Come se il nostro paese importasse mozzarella: presto, il Dragone sarà il primo importatore mondiale di riso. Lo rivelano le stesse fonti di Pechino, secondo cui sono i chicchi stranieri a sfamare una popolazione sempre meno contadina e sempre più urbanizzata. Il paese in cui si dice il riso sia nato nel VI millennio a.C. lo compra da qualcun altro.
Le importazioni saliranno quest’anno a 3 milioni di tonnellate dai 2,34 dell’anno scorso e così la Cina scavalcherà la Nigeria al primo posto. Il rapporto che lo prevede è statunitense, rilasciato dal United States Department of Agriculture (USDA), ma i media cinesi riprendono la notizia dandole enfasi e senza smentirla. Il che rivela che c’è de vero. Sta di fatto che anche in base ai dati ufficiali cinesi, nei primi tre mesi dell’anno le importazioni di riso sono aumentate di un incredibile 192 per cento rispetto a un anno fa, raggiungendo le 690mila tonnellate.
Come la Cina sia diventata importatrice netta dell’alimento base di oltre metà della popolazione mondiale ha poco a che fare con limiti naturali e molto con le leggi dell’economia globalizzata. Basti pensare che per l’intero quinquennio che si è concluso nel 2011, la Cina ha importato “solo” 450mila tonnellate di riso l’anno. Alla radice dell’inedito problema esploso nell’ultimo biennio c’è infatti la differenza di prezzo tra i mercati nazionali e globali.
Il punto è che, negli ultimi anni, la produzione di riso a livello internazionale è aumentata, mentre il consumo è diminuito. Per la più scontata legge della domanda e dell’offerta, il prezzo è sceso. Così, il governo cinese ha deciso di proteggere la produzione interna contravvenendo le leggi di mercato e fissando un prezzo minimo. Di fatto, i prezzi del riso domestico, artificialmente alti, incoraggiano molte imprese cinesi a importare quello meno costoso dall’estero.

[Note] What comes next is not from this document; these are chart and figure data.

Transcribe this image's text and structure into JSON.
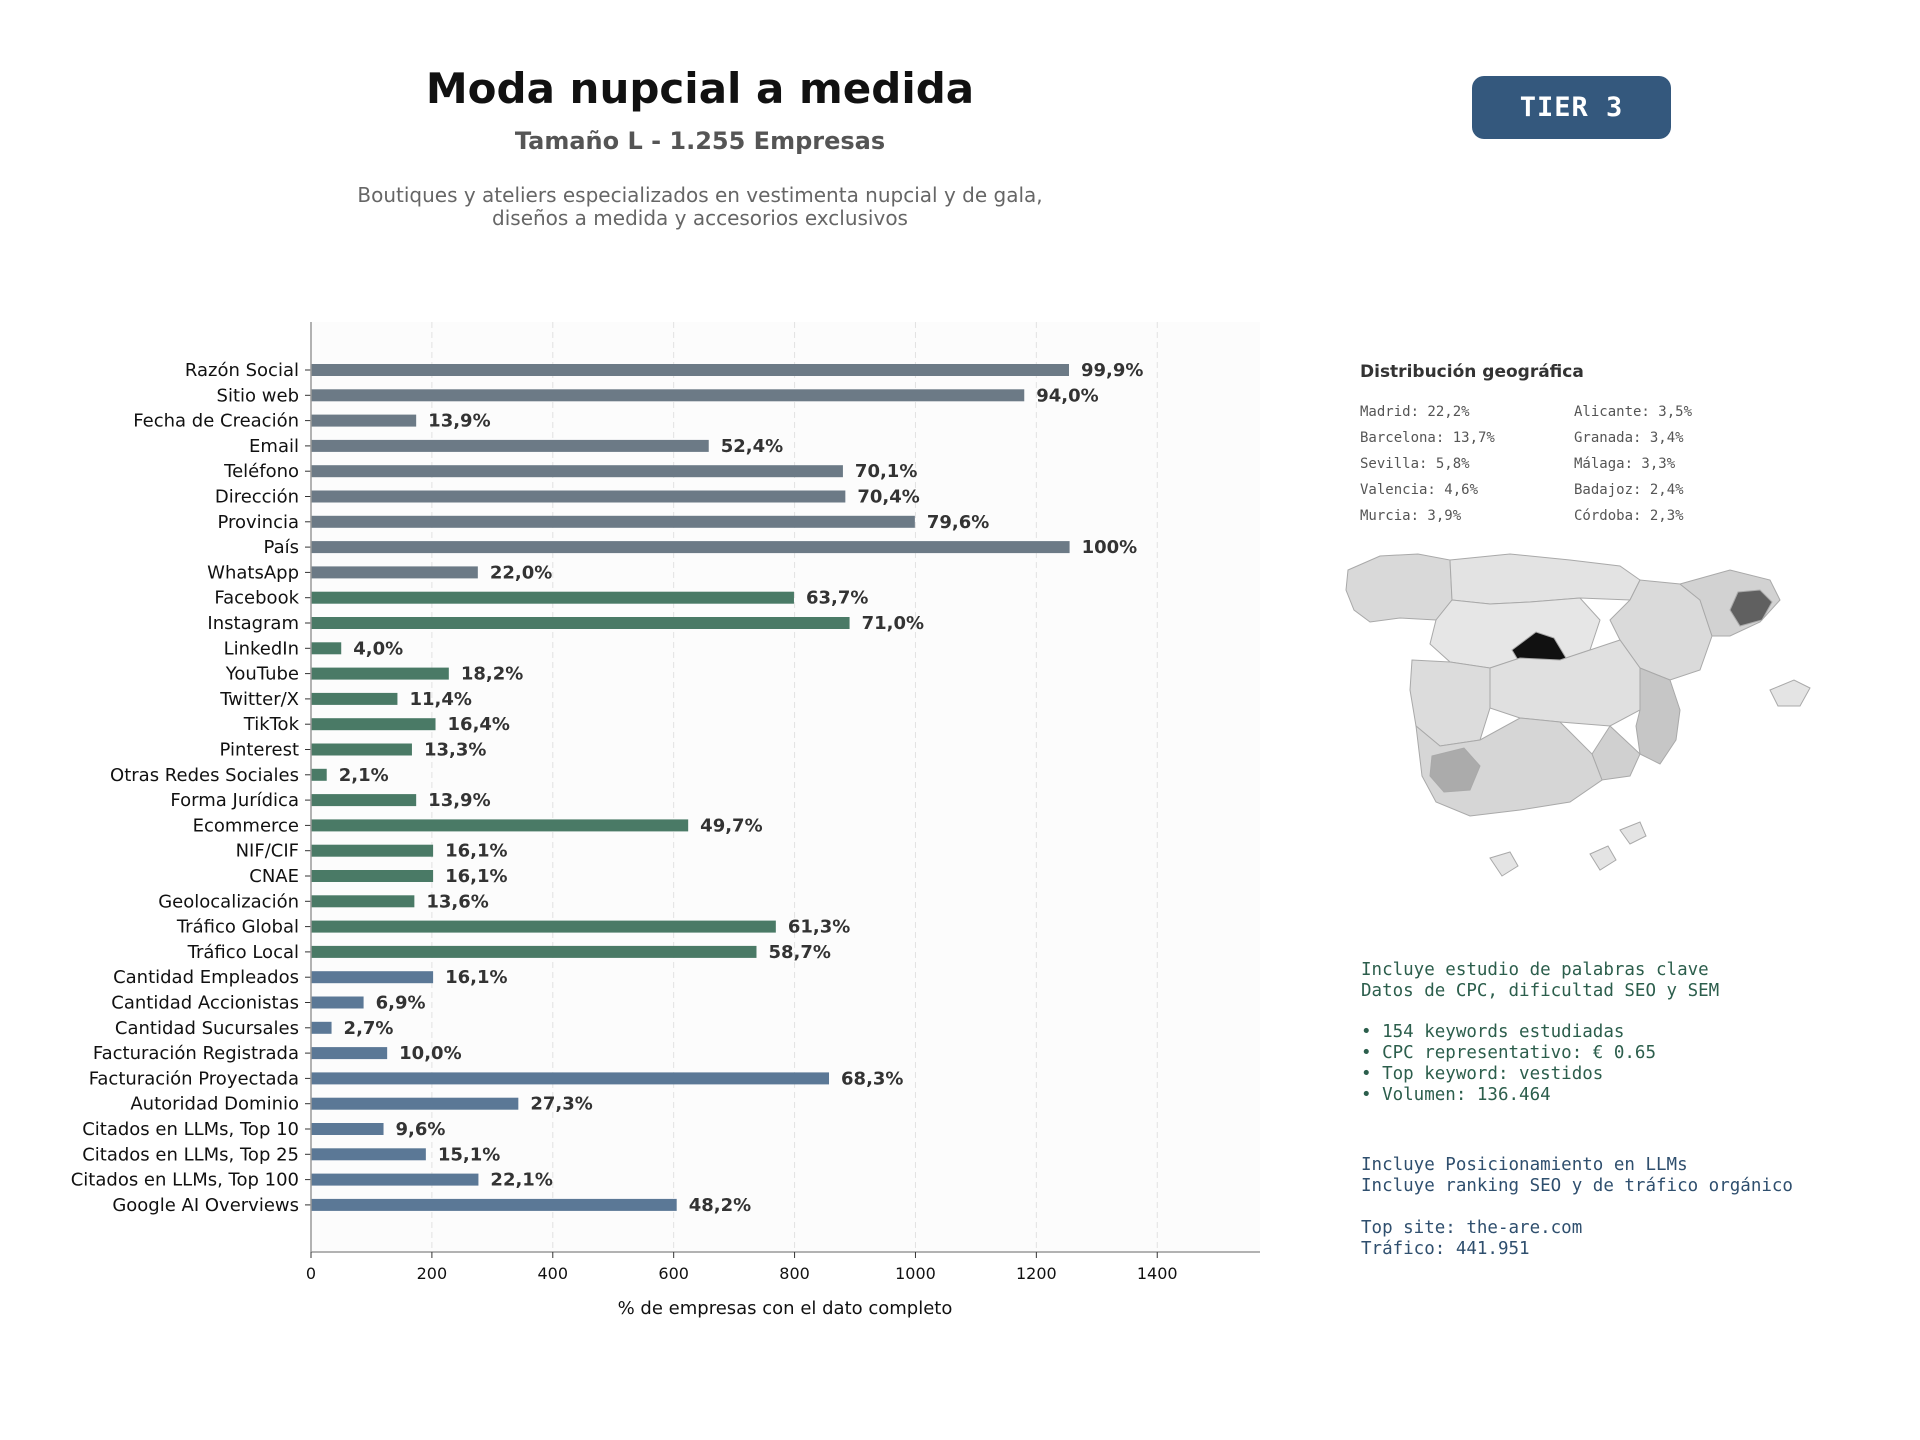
{
  "header": {
    "title": "Moda nupcial a medida",
    "subtitle": "Tamaño L - 1.255 Empresas",
    "description_line1": "Boutiques y ateliers especializados en vestimenta nupcial y de gala,",
    "description_line2": "diseños a medida y accesorios exclusivos",
    "tier": "TIER 3"
  },
  "chart_data": {
    "type": "bar",
    "orientation": "horizontal",
    "xlabel": "% de empresas con el dato completo",
    "xlim": [
      0,
      1570
    ],
    "xticks": [
      0,
      200,
      400,
      600,
      800,
      1000,
      1200,
      1400
    ],
    "grid": "vertical dashed",
    "colors": {
      "gray": "#6c7a86",
      "green": "#4a7a66",
      "blue": "#5b7896"
    },
    "bars": [
      {
        "category": "Razón Social",
        "value": 1254,
        "label": "99,9%",
        "group": "gray"
      },
      {
        "category": "Sitio web",
        "value": 1180,
        "label": "94,0%",
        "group": "gray"
      },
      {
        "category": "Fecha de Creación",
        "value": 174,
        "label": "13,9%",
        "group": "gray"
      },
      {
        "category": "Email",
        "value": 658,
        "label": "52,4%",
        "group": "gray"
      },
      {
        "category": "Teléfono",
        "value": 880,
        "label": "70,1%",
        "group": "gray"
      },
      {
        "category": "Dirección",
        "value": 884,
        "label": "70,4%",
        "group": "gray"
      },
      {
        "category": "Provincia",
        "value": 999,
        "label": "79,6%",
        "group": "gray"
      },
      {
        "category": "País",
        "value": 1255,
        "label": "100%",
        "group": "gray"
      },
      {
        "category": "WhatsApp",
        "value": 276,
        "label": "22,0%",
        "group": "gray"
      },
      {
        "category": "Facebook",
        "value": 799,
        "label": "63,7%",
        "group": "green"
      },
      {
        "category": "Instagram",
        "value": 891,
        "label": "71,0%",
        "group": "green"
      },
      {
        "category": "LinkedIn",
        "value": 50,
        "label": "4,0%",
        "group": "green"
      },
      {
        "category": "YouTube",
        "value": 228,
        "label": "18,2%",
        "group": "green"
      },
      {
        "category": "Twitter/X",
        "value": 143,
        "label": "11,4%",
        "group": "green"
      },
      {
        "category": "TikTok",
        "value": 206,
        "label": "16,4%",
        "group": "green"
      },
      {
        "category": "Pinterest",
        "value": 167,
        "label": "13,3%",
        "group": "green"
      },
      {
        "category": "Otras Redes Sociales",
        "value": 26,
        "label": "2,1%",
        "group": "green"
      },
      {
        "category": "Forma Jurídica",
        "value": 174,
        "label": "13,9%",
        "group": "green"
      },
      {
        "category": "Ecommerce",
        "value": 624,
        "label": "49,7%",
        "group": "green"
      },
      {
        "category": "NIF/CIF",
        "value": 202,
        "label": "16,1%",
        "group": "green"
      },
      {
        "category": "CNAE",
        "value": 202,
        "label": "16,1%",
        "group": "green"
      },
      {
        "category": "Geolocalización",
        "value": 171,
        "label": "13,6%",
        "group": "green"
      },
      {
        "category": "Tráfico Global",
        "value": 769,
        "label": "61,3%",
        "group": "green"
      },
      {
        "category": "Tráfico Local",
        "value": 737,
        "label": "58,7%",
        "group": "green"
      },
      {
        "category": "Cantidad Empleados",
        "value": 202,
        "label": "16,1%",
        "group": "blue"
      },
      {
        "category": "Cantidad Accionistas",
        "value": 87,
        "label": "6,9%",
        "group": "blue"
      },
      {
        "category": "Cantidad Sucursales",
        "value": 34,
        "label": "2,7%",
        "group": "blue"
      },
      {
        "category": "Facturación Registrada",
        "value": 126,
        "label": "10,0%",
        "group": "blue"
      },
      {
        "category": "Facturación Proyectada",
        "value": 857,
        "label": "68,3%",
        "group": "blue"
      },
      {
        "category": "Autoridad Dominio",
        "value": 343,
        "label": "27,3%",
        "group": "blue"
      },
      {
        "category": "Citados en LLMs, Top 10",
        "value": 120,
        "label": "9,6%",
        "group": "blue"
      },
      {
        "category": "Citados en LLMs, Top 25",
        "value": 190,
        "label": "15,1%",
        "group": "blue"
      },
      {
        "category": "Citados en LLMs, Top 100",
        "value": 277,
        "label": "22,1%",
        "group": "blue"
      },
      {
        "category": "Google AI Overviews",
        "value": 605,
        "label": "48,2%",
        "group": "blue"
      }
    ]
  },
  "geo": {
    "title": "Distribución geográfica",
    "col1": [
      "Madrid: 22,2%",
      "Barcelona: 13,7%",
      "Sevilla: 5,8%",
      "Valencia: 4,6%",
      "Murcia: 3,9%"
    ],
    "col2": [
      "Alicante: 3,5%",
      "Granada: 3,4%",
      "Málaga: 3,3%",
      "Badajoz: 2,4%",
      "Córdoba: 2,3%"
    ]
  },
  "keywords": {
    "line1": "Incluye estudio de palabras clave",
    "line2": "Datos de CPC, dificultad SEO y SEM",
    "bullets": [
      "• 154 keywords estudiadas",
      "• CPC representativo: € 0.65",
      "• Top keyword: vestidos",
      "• Volumen: 136.464"
    ]
  },
  "llm": {
    "line1": "Incluye Posicionamiento en LLMs",
    "line2": "Incluye ranking SEO y de tráfico orgánico"
  },
  "site": {
    "top_site": "Top site: the-are.com",
    "traffic": "Tráfico: 441.951"
  }
}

L’output di riso a livello internazionale è previsto per quest’anno in aumento del 2 per cento anno su anno, per un totale di 479 milioni di tonnellate. In tal caso, il 2013 sarebbe l’ottavo anno consecutivo di aumento delle rese di riso, secondo l’USDA. Le scorte globali hanno raggiunto 107,8 milioni di tonnellate, il livello più alto dal 2002.
La stessa Cina ha da parte sua collaborato all’eccesso di offerta globale. Così il Dragone si trova nella paradossale situazione di produrre sempre più riso e di importarne in quantità sempre maggiore. Il paradosso è ovviamente l’ennesima arma nell’arsenale di quanti spingono per ulteriori riforme di mercato: basta interventi dello Stato, lasciate fare alla “mano invisibile”.
Bisogna in questo senso pensare al Partito comunista cinese come a un organismo complesso dove convivono ultraliberisti più radicali dei “Chicago Boys” e nostalgici dell’egualitarismo maoista. Tra i due estremi esiste un arcobaleno di gradazioni, con ulteriori divisioni trasversali date da affiliazioni familiari, politiche, di status, di semplice amicizia.
Su questo sfondo complesso, la leadership cerca in genere di mantenere una rotta coerente, finalizzata alla conservazione del potere e allo sviluppo “armonico” (cioè, soprattutto “stabile”) del Paese. Così, le graduali aperture di mercato si alternano con il controllo politico, per evitare eccessivi strappi destabilizzanti.
Un procedere di questo tipo deve aver suggerito il controllo politico dei prezzi del riso, ma in un contesto sempre più globalizzato, dove quello che costa troppo in casa si può comprare fuori a miglior prezzo, la manovra si rivela oggi controproducente. Intervistato da China Daily, il consulente dell’agenzia Beijing Orient Agribusiness, Ma Wenfeng afferma che “il governo dovrebbe permettere che il prezzo di acquisto abbia una certa flessibilità, di modo che possa variare in relazione all’andamento del mercato internazionale”.
Secondo gli analisti, all’aumento dei prezzi del riso cinese rispetto a quello internazionale ha inoltre contribuito, seppure in maniera minore, il generale aumento del costo del lavoro. Anche questo è il segno di una Cina che cambia: sempre meno produttrice a buon mercato e sempre più consumatrice che mette mano al portafoglio.